Overrated albo Ravelle, w sumie obojętnie kto - mogłybyście dopisać do podstrony o mnie, że nie ocenię pamiętników/refleksji? Ten, który się zgłosił jeszcze przeżyję, ale więcej chyba nie strawię. Przepraszam za zamieszanie, ale zupełnie o nich zapomniałam, kiedy pisałam tę podstronę ;)
W sumie to moja druga ocena w życiu... Nie zjedzcie mnie :>
_____________
Ocena bloga: czarny-blues
Autor: Magda
Oceniająca: Diana
Pierwsze wrażenie (5/5)
Szczerze mówiąc, adres zupełnie nie
przywodzi na myśl bloga z opowiadaniem fantasy. Raczej z muzyką albo coś w ten
deseń. „Czarny” i „blues” nie mają ze sobą nic wspólnego, co dodatkowo mnie intryguje.
Adres jest łatwy do zapamiętania i oddzielony myślnikiem. Na belce widzę napis,
który jeszcze bardziej pobudza mój apetyt, ponieważ jest po łacinie.
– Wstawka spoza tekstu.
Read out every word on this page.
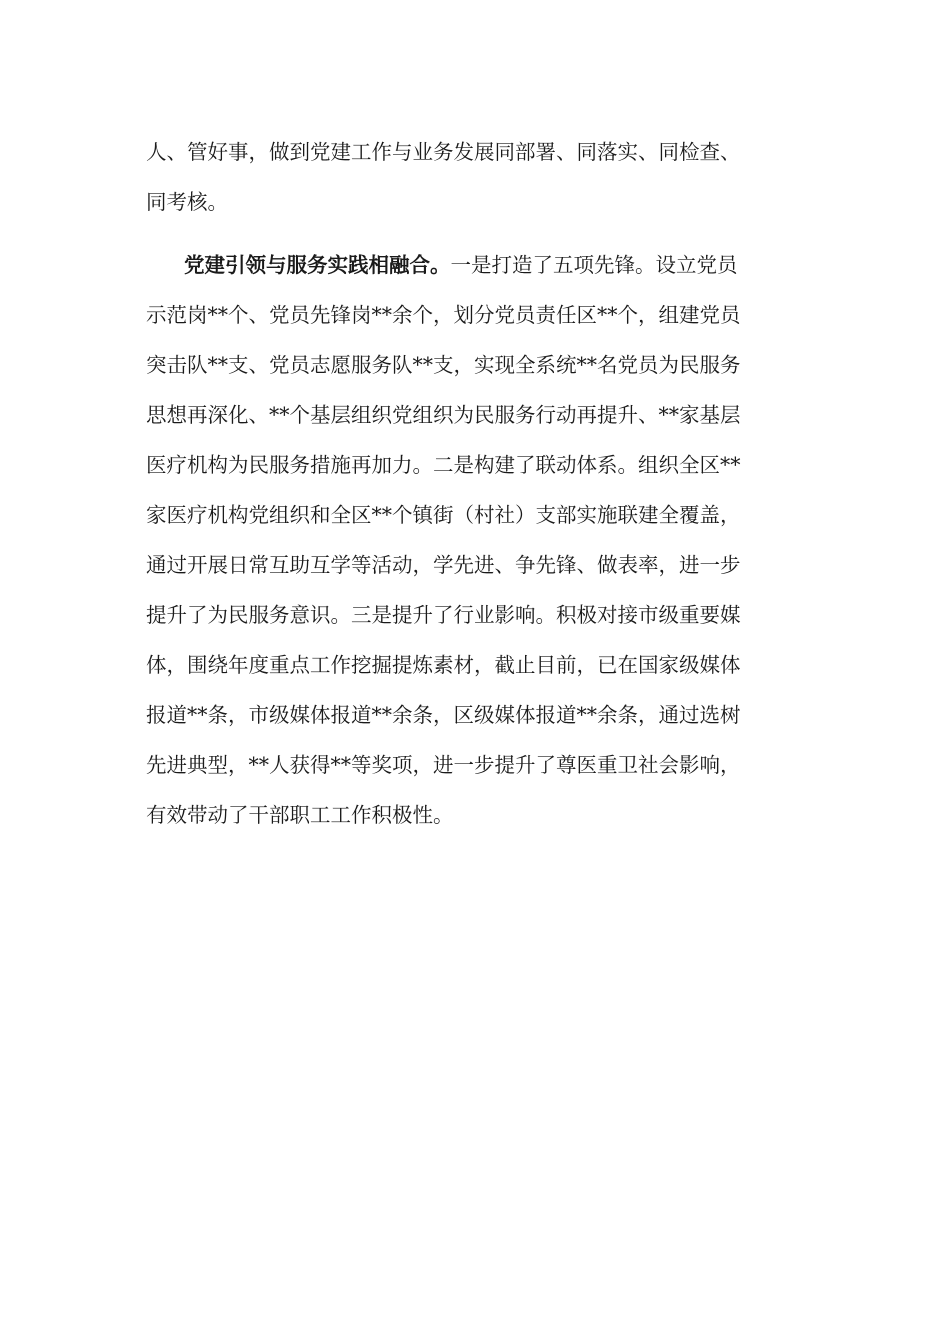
人、管好事，做到党建工作与业务发展同部署、同落实、同检查、
同考核。
党建引领与服务实践相融合。一是打造了五项先锋。设立党员
示范岗**个、党员先锋岗**余个，划分党员责任区**个，组建党员
突击队**支、党员志愿服务队**支，实现全系统**名党员为民服务
思想再深化、**个基层组织党组织为民服务行动再提升、**家基层
医疗机构为民服务措施再加力。二是构建了联动体系。组织全区**
家医疗机构党组织和全区**个镇街（村社）支部实施联建全覆盖，
通过开展日常互助互学等活动，学先进、争先锋、做表率，进一步
提升了为民服务意识。三是提升了行业影响。积极对接市级重要媒
体，围绕年度重点工作挖掘提炼素材，截止目前，已在国家级媒体
报道**条，市级媒体报道**余条，区级媒体报道**余条，通过选树
先进典型，**人获得**等奖项，进一步提升了尊医重卫社会影响，
有效带动了干部职工工作积极性。
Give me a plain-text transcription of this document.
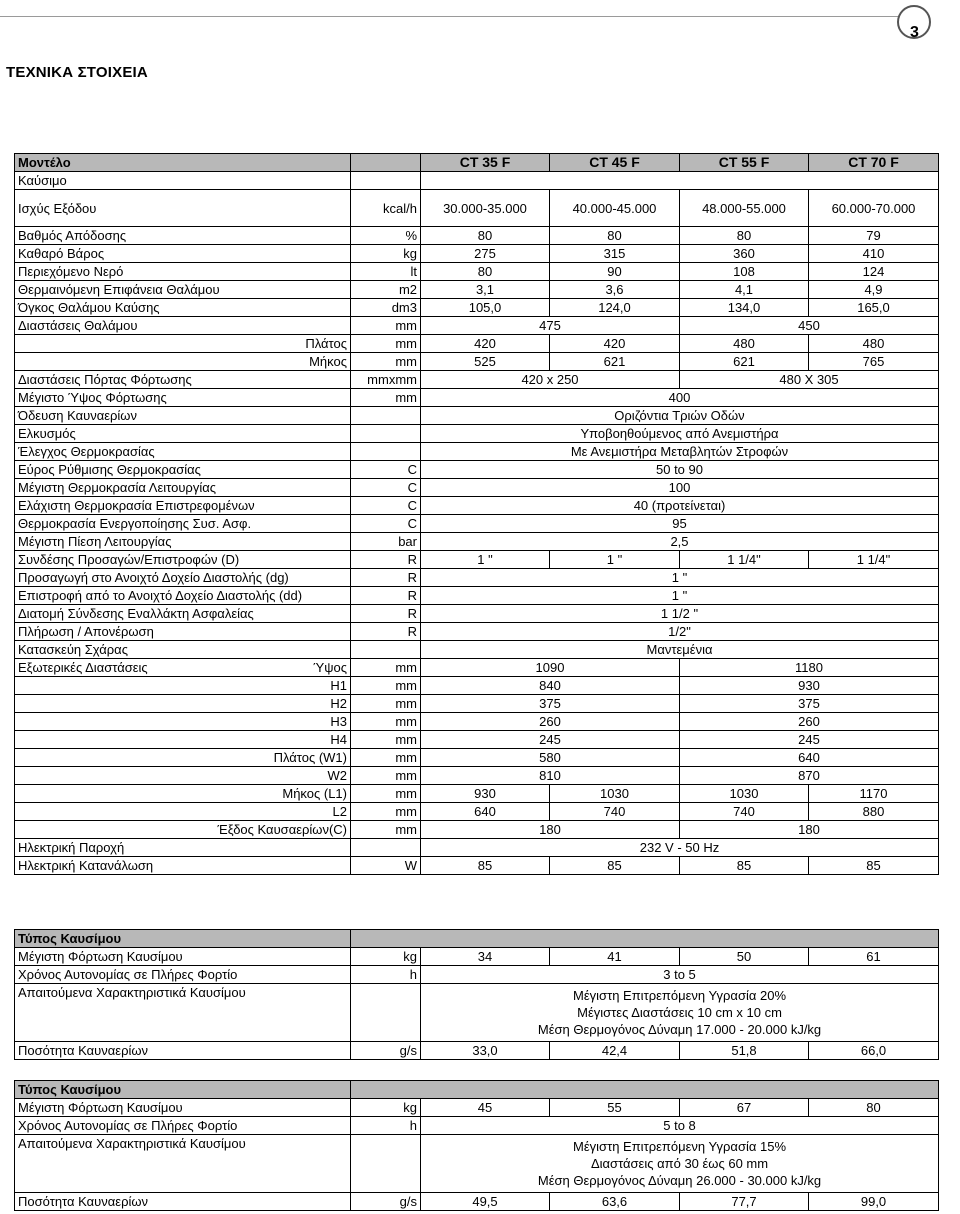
3
ΤΕΧΝΙΚΑ ΣΤΟΙΧΕΙΑ
Μοντέλο		CT 35 F	CT 45 F	CT 55 F	CT 70 F
Καύσιμο					
Ισχύς Εξόδου	kcal/h	30.000-35.000	40.000-45.000	48.000-55.000	60.000-70.000
Βαθμός Απόδοσης	%	80	80	80	79
Καθαρό Βάρος	kg	275	315	360	410
Περιεχόμενο Νερό	lt	80	90	108	124
Θερμαινόμενη Επιφάνεια Θαλάμου	m2	3,1	3,6	4,1	4,9
Όγκος Θαλάμου Καύσης	dm3	105,0	124,0	134,0	165,0
Διαστάσεις Θαλάμου	mm	475		450	
Πλάτος	mm	420	420	480	480
Μήκος	mm	525	621	621	765
Διαστάσεις Πόρτας Φόρτωσης	mmxmm	420 x 250		480 X 305	
Μέγιστο Ύψος Φόρτωσης	mm	400			
Όδευση Καυναερίων		Οριζόντια Τριών Οδών			
Ελκυσμός		Υποβοηθούμενος από Ανεμιστήρα			
Έλεγχος Θερμοκρασίας		Με Ανεμιστήρα Μεταβλητών Στροφών			
Εύρος Ρύθμισης Θερμοκρασίας	C	50 to 90			
Μέγιστη Θερμοκρασία Λειτουργίας	C	100			
Ελάχιστη Θερμοκρασία Επιστρεφομένων	C	40 (προτείνεται)			
Θερμοκρασία Ενεργοποίησης Συσ. Ασφ.	C	95			
Μέγιστη Πίεση Λειτουργίας	bar	2,5			
Συνδέσης Προσαγών/Επιστροφών (D)	R	1 "	1 "	1 1/4"	1 1/4"
Προσαγωγή στο Ανοιχτό Δοχείο Διαστολής (dg)	R	1 "			
Επιστροφή από το Ανοιχτό Δοχείο Διαστολής (dd)	R	1 "			
Διατομή Σύνδεσης Εναλλάκτη Ασφαλείας	R	1 1/2 "			
Πλήρωση / Απονέρωση	R	1/2"			
Κατασκεύη Σχάρας		Μαντεμένια			
Εξωτερικές Διαστάσεις Ύψος	mm	1090		1180	
H1	mm	840		930	
H2	mm	375		375	
H3	mm	260		260	
H4	mm	245		245	
Πλάτος (W1)	mm	580		640	
W2	mm	810		870	
Μήκος (L1)	mm	930	1030	1030	1170
L2	mm	640	740	740	880
Έξδος Καυσαερίων(C)	mm	180		180	
Ηλεκτρική Παροχή		232 V - 50 Hz			
Ηλεκτρική Κατανάλωση	W	85	85	85	85
Τύπος Καυσίμου					
Μέγιστη Φόρτωση Καυσίμου	kg	34	41	50	61
Χρόνος Αυτονομίας σε Πλήρες Φορτίο	h	3 to 5			
Απαιτούμενα Χαρακτηριστικά Καυσίμου		Μέγιστη Επιτρεπόμενη Υγρασία 20%
Μέγιστες Διαστάσεις 10 cm x 10 cm
Μέση Θερμογόνος Δύναμη 17.000 - 20.000 kJ/kg			

Ποσότητα Καυναερίων	g/s	33,0	42,4	51,8	66,0
Τύπος Καυσίμου					
Μέγιστη Φόρτωση Καυσίμου	kg	45	55	67	80
Χρόνος Αυτονομίας σε Πλήρες Φορτίο	h	5 to 8			
Απαιτούμενα Χαρακτηριστικά Καυσίμου		Μέγιστη Επιτρεπόμενη Υγρασία 15%
Διαστάσεις από 30 έως 60 mm
Μέση Θερμογόνος Δύναμη 26.000 - 30.000 kJ/kg			

Ποσότητα Καυναερίων	g/s	49,5	63,6	77,7	99,0
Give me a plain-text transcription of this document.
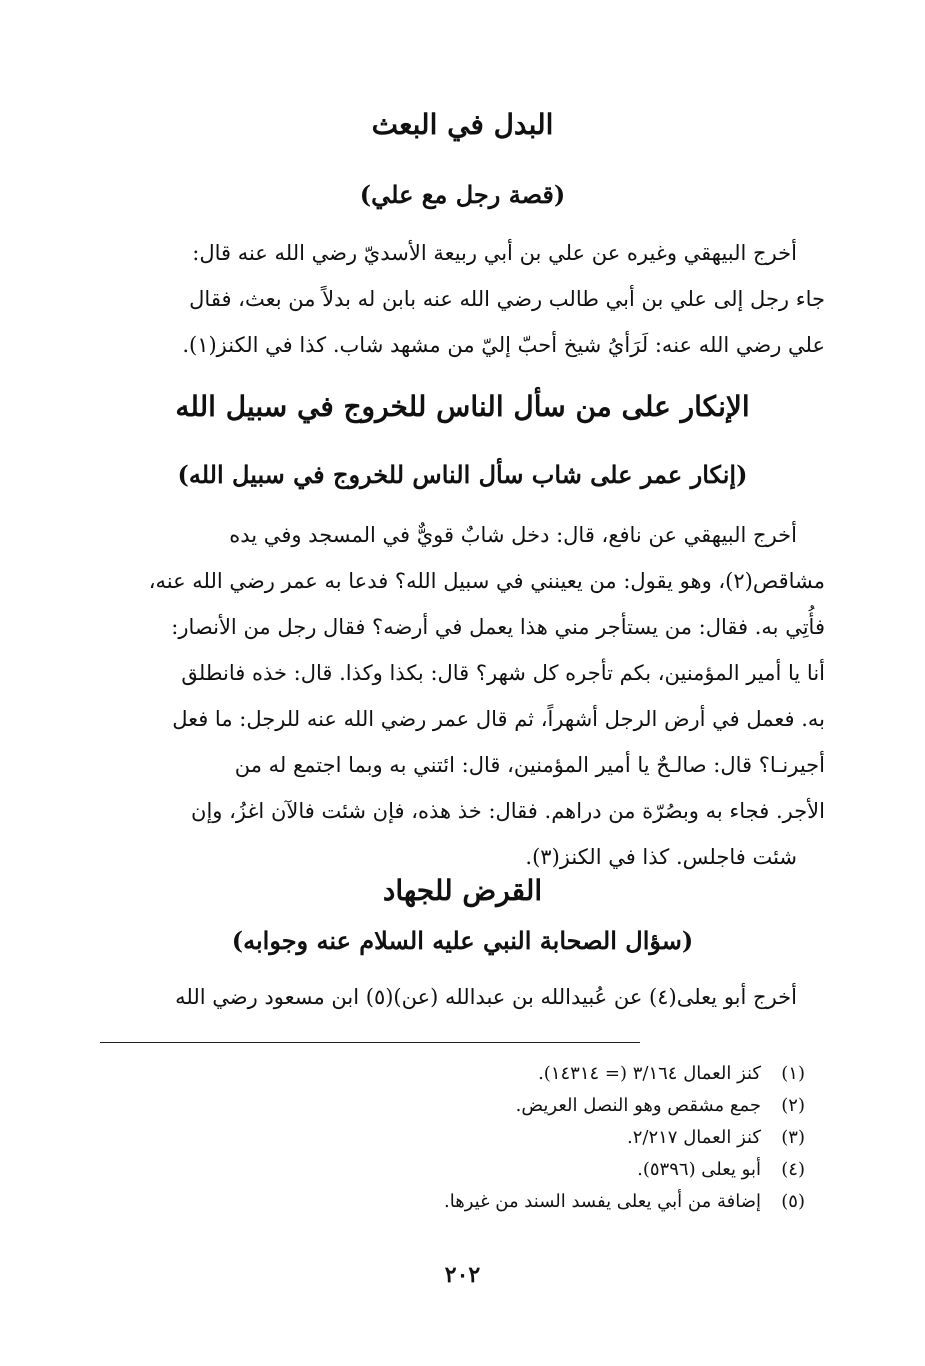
البدل في البعث
(قصة رجل مع علي)
أخرج البيهقي وغيره عن علي بن أبي ربيعة الأسديّ رضي الله عنه قال:
جاء رجل إلى علي بن أبي طالب رضي الله عنه بابن له بدلاً من بعث، فقال
علي رضي الله عنه: لَرَأيُ شيخ أحبّ إليّ من مشهد شاب. كذا في الكنز(١).
الإنكار على من سأل الناس للخروج في سبيل الله
(إنكار عمر على شاب سأل الناس للخروج في سبيل الله)
أخرج البيهقي عن نافع، قال: دخل شابٌ قويٌّ في المسجد وفي يده
مشاقص(٢)، وهو يقول: من يعينني في سبيل الله؟ فدعا به عمر رضي الله عنه،
فأُتِي به. فقال: من يستأجر مني هذا يعمل في أرضه؟ فقال رجل من الأنصار:
أنا يا أمير المؤمنين، بكم تأجره كل شهر؟ قال: بكذا وكذا. قال: خذه فانطلق
به. فعمل في أرض الرجل أشهراً، ثم قال عمر رضي الله عنه للرجل: ما فعل
أجيرنـا؟ قال: صالـحٌ يا أمير المؤمنين، قال: ائتني به وبما اجتمع له من
الأجر. فجاء به وبصُرّة من دراهم. فقال: خذ هذه، فإن شئت فالآن اغزُ، وإن
شئت فاجلس. كذا في الكنز(٣).
القرض للجهاد
(سؤال الصحابة النبي عليه السلام عنه وجوابه)
أخرج أبو يعلى(٤) عن عُبيدالله بن عبدالله (عن)(٥) ابن مسعود رضي الله
(١)كنز العمال ٣/١٦٤ (= ١٤٣١٤).
(٢)جمع مشقص وهو النصل العريض.
(٣)كنز العمال ٢/٢١٧.
(٤)أبو يعلى (٥٣٩٦).
(٥)إضافة من أبي يعلى يفسد السند من غيرها.
٢٠٢
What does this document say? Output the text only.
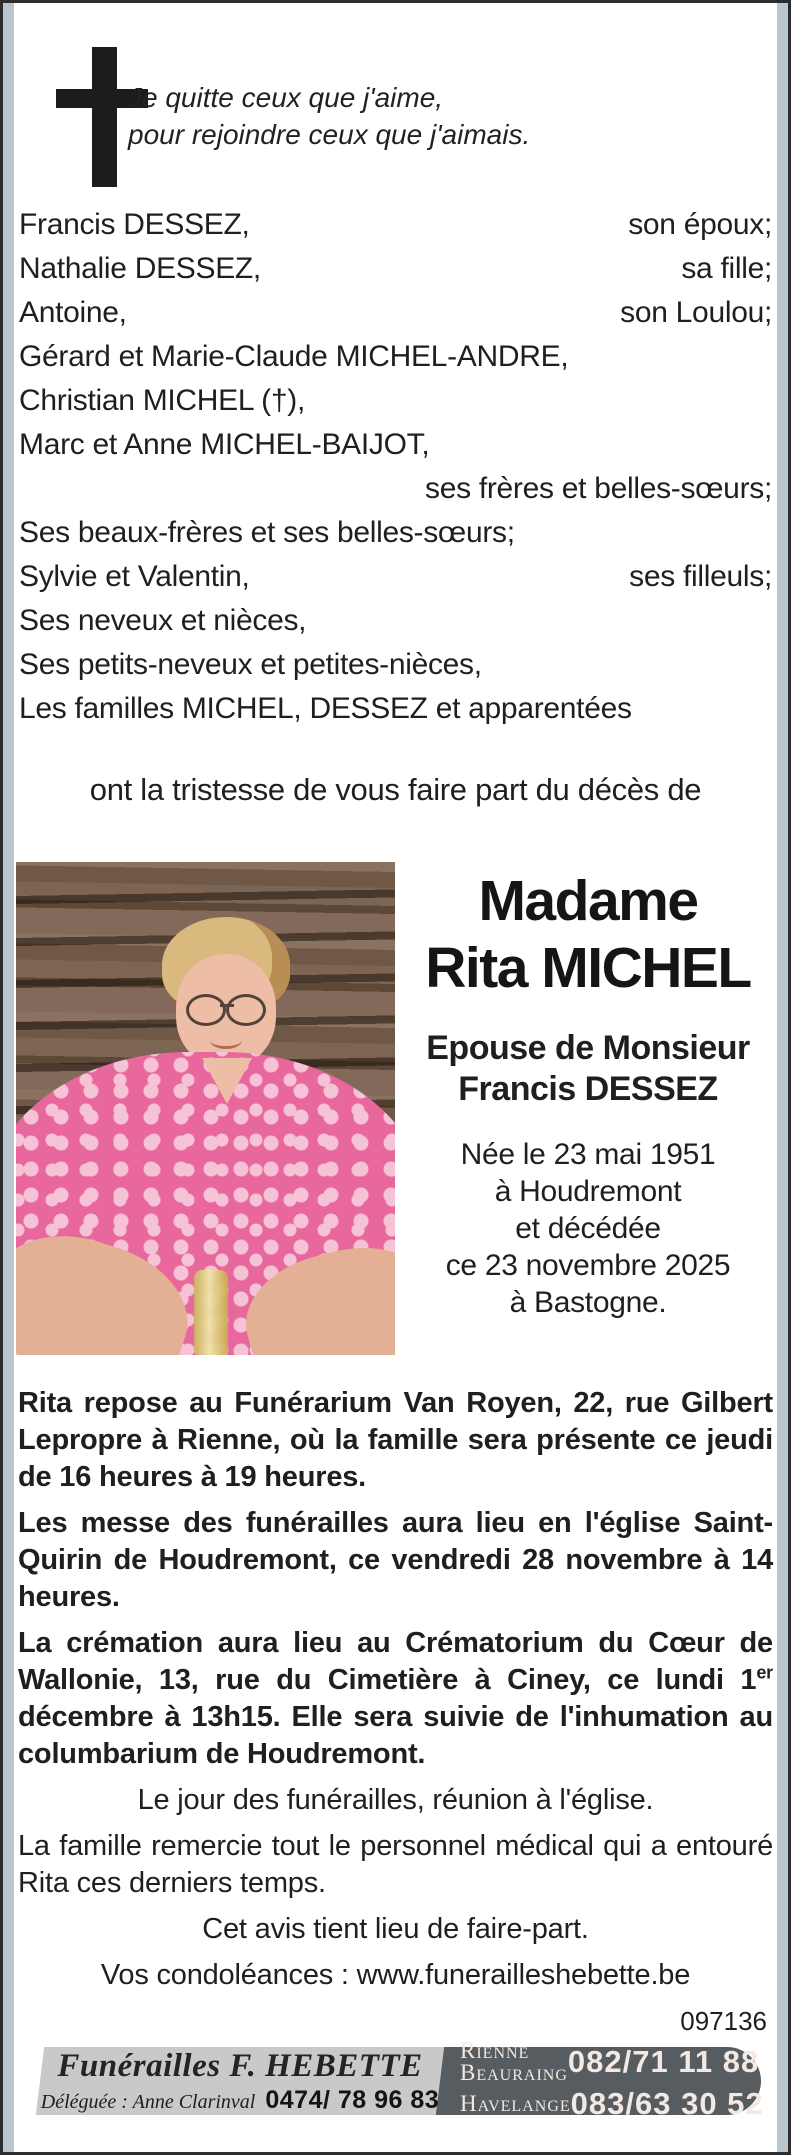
Je quitte ceux que j'aime,
pour rejoindre ceux que j'aimais.
Francis DESSEZ,	son époux;
Nathalie DESSEZ,	sa fille;
Antoine,	son Loulou;
Gérard et Marie-Claude MICHEL-ANDRE,
Christian MICHEL (†),
Marc et Anne MICHEL-BAIJOT,
ses frères et belles-sœurs;
Ses beaux-frères et ses belles-sœurs;
Sylvie et Valentin,	ses filleuls;
Ses neveux et nièces,
Ses petits-neveux et petites-nièces,
Les familles MICHEL, DESSEZ et apparentées
ont la tristesse de vous faire part du décès de
Madame
Rita MICHEL
Epouse de Monsieur
Francis DESSEZ
Née le 23 mai 1951
à Houdremont
et décédée
ce 23 novembre 2025
à Bastogne.
Rita repose au Funérarium Van Royen, 22, rue Gilbert Lepropre à Rienne, où la famille sera présente ce jeudi de 16 heures à 19 heures.
Les messe des funérailles aura lieu en l'église Saint-Quirin de Houdremont, ce vendredi 28 novembre à 14 heures.
La crémation aura lieu au Crématorium du Cœur de Wallonie, 13, rue du Cimetière à Ciney, ce lundi 1er décembre à 13h15. Elle sera suivie de l'inhumation au columbarium de Houdremont.
Le jour des funérailles, réunion à l'église.
La famille remercie tout le personnel médical qui a entouré Rita ces derniers temps.
Cet avis tient lieu de faire-part.
Vos condoléances : www.funerailleshebette.be
097136
Rienne
Beauraing 082/71 11 88
Havelange 083/63 30 52
Funérailles F. HEBETTE
Déléguée : Anne Clarinval 0474/ 78 96 83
Kojarzy mi
się ze średniowieczem, może błędnie. Na początku trudno było mi go odczytać, to
wina tych wszystkich zawijasów. W każdym razie od razu otworzyłam Tłumacza
Google i sprawdziłam, co znaczy. „Oto lwy”, przynajmniej według wujka Google.
Napis zupełnie nie pasuje mi do bluesa ani nawet do czarnego. Jest tajemniczo,
wzbudzasz ciekawość czytelnika już od pierwszej chwili. Mam ochotę od razu
przeczytać choćby jedno opowiadanie, żeby się przekonać, czy naprawdę będzie
tak dobrze.
Grafika (13/15)
Na pierwszy rzut oka masz bardzo
ładny nagłówek. Widzę dziewczynę… w ogniu? Projekt jakiegoś zamku i listy albo
dokumenty… Na Twoim miejscu
zdecydowałabym się jednak albo na pastele, albo ołówek. Mamy wszystkiego po
trochu i w dodatku sprawia wrażenie aż za bardzo ułożonego i grzecznego. Nadal
nie wiem, czy to odpowiada tematyce. Skoro zamieszczasz opowiadania o
fantastyce, moim zdaniem ładniej wyglądałoby coś ciemniejszego i bardziej
tajemniczego. Chociaż istnieje niebezpieczeństwo, że będzie za dużo tego
wszystkiego, przez co zapanuje chaos.
Jednak przy obecnym nagłówku dobrym
wyborem było beżowe tło i ten czerwonawy kolor czcionki, który łatwo odczytać.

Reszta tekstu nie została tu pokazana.